View on GitHub

DATA310

DATA 310 - Professor Frazier; MWF 1200-1250

Machine Learning Final Project

Rugby World Cup: Creating a Model that Predicts Point Differentials

For my final project, I chose to collect data on the rugby games played during the Rugby World Cup, and try to build a model that predicts the points by which a team won or lost a game. Variables included in my data are win or loss, point differential, meters run, runs, clean breaks, offloads, turnovers conceded, possession percent, territory percent, scrums won, scrums won percent, lineouts won, lineouts won percent, red cards, yellow cards, and penalties conceded.

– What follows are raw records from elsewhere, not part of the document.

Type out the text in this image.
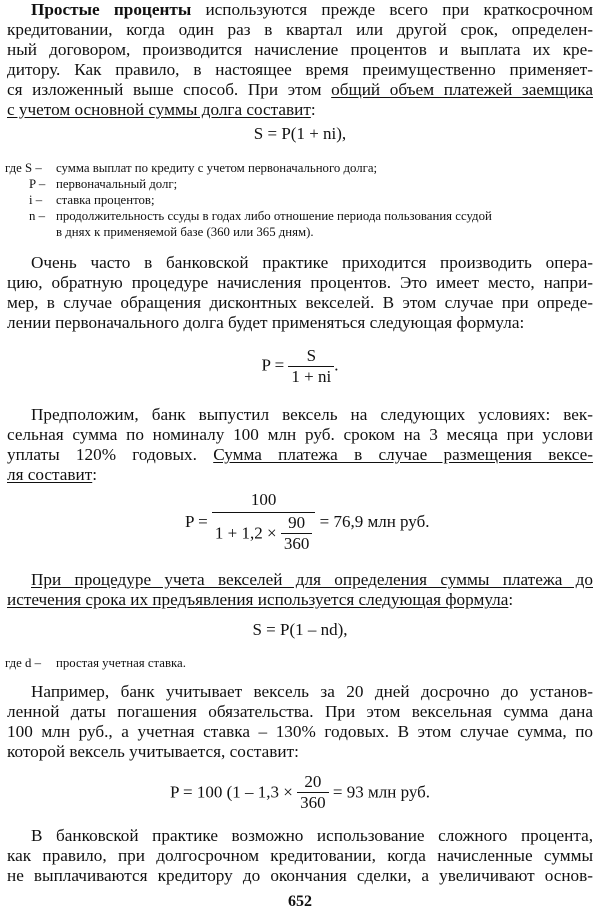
Простые проценты используются прежде всего при краткосрочном
кредитовании, когда один раз в квартал или другой срок, определен-
ный договором, производится начисление процентов и выплата их кре-
дитору. Как правило, в настоящее время преимущественно применяет-
ся изложенный выше способ. При этом общий объем платежей заемщика
с учетом основной суммы долга составит:
S = P(1 + ni),
где S – сумма выплат по кредиту с учетом первоначального долга;
P – первоначальный долг;
i – ставка процентов;
n – продолжительность ссуды в годах либо отношение периода пользования ссудой
в днях к применяемой базе (360 или 365 дням).
Очень часто в банковской практике приходится производить опера-
цию, обратную процедуре начисления процентов. Это имеет место, напри-
мер, в случае обращения дисконтных векселей. В этом случае при опреде-
лении первоначального долга будет применяться следующая формула:
$P = \frac{S}{1 + ni}$ .
Предположим, банк выпустил вексель на следующих условиях: век-
сельная сумма по номиналу 100 млн руб. сроком на 3 месяца при услови
уплаты 120% годовых. Сумма платежа в случае размещения вексе-
ля составит:
$P = \frac{100}{1 + 1,2 \times \frac{90}{360}} = 76,9$ млн руб.
При процедуре учета векселей для определения суммы платежа до
истечения срока их предъявления используется следующая формула:
S = P(1 – nd),
где d – простая учетная ставка.
Например, банк учитывает вексель за 20 дней досрочно до установ-
ленной даты погашения обязательства. При этом вексельная сумма дана
100 млн руб., а учетная ставка – 130% годовых. В этом случае сумма, по
которой вексель учитывается, составит:
P = 100 ($1 - 1,3 \times \frac{20}{360} = 93$ млн руб.
В банковской практике возможно использование сложного процента,
как правило, при долгосрочном кредитовании, когда начисленные суммы
не выплачиваются кредитору до окончания сделки, а увеличивают основ-
652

In my attempt to get the best model possible, I ran three different models: linear, decision trees, and random forest. I also tried these three models on three different versions of the data. Because the data have a lot of dimensionality, I needed to figure out a way to do some dimensionality reduction. First, I used TSNE. Then, I tried to manually select a small number of variables I thought would be the best predictors of game outcomes. The variables I selected were meters run, clean breaks, offloads, turnovers conceded, lineouts won, and penalties conceded. The linear model on this data resulted in the lowest MSE obtained. I also wanted to see if the percentage of lineouts won would be a better variable to use than lineouts won, so I ran a third round of models using the same selected variables, just switching lineouts won for the variable indicating percentage of lineouts won. The results from this were not as good as the linear model from the previous round of models, so I concluded that lineouts won is the better variable to include in the model.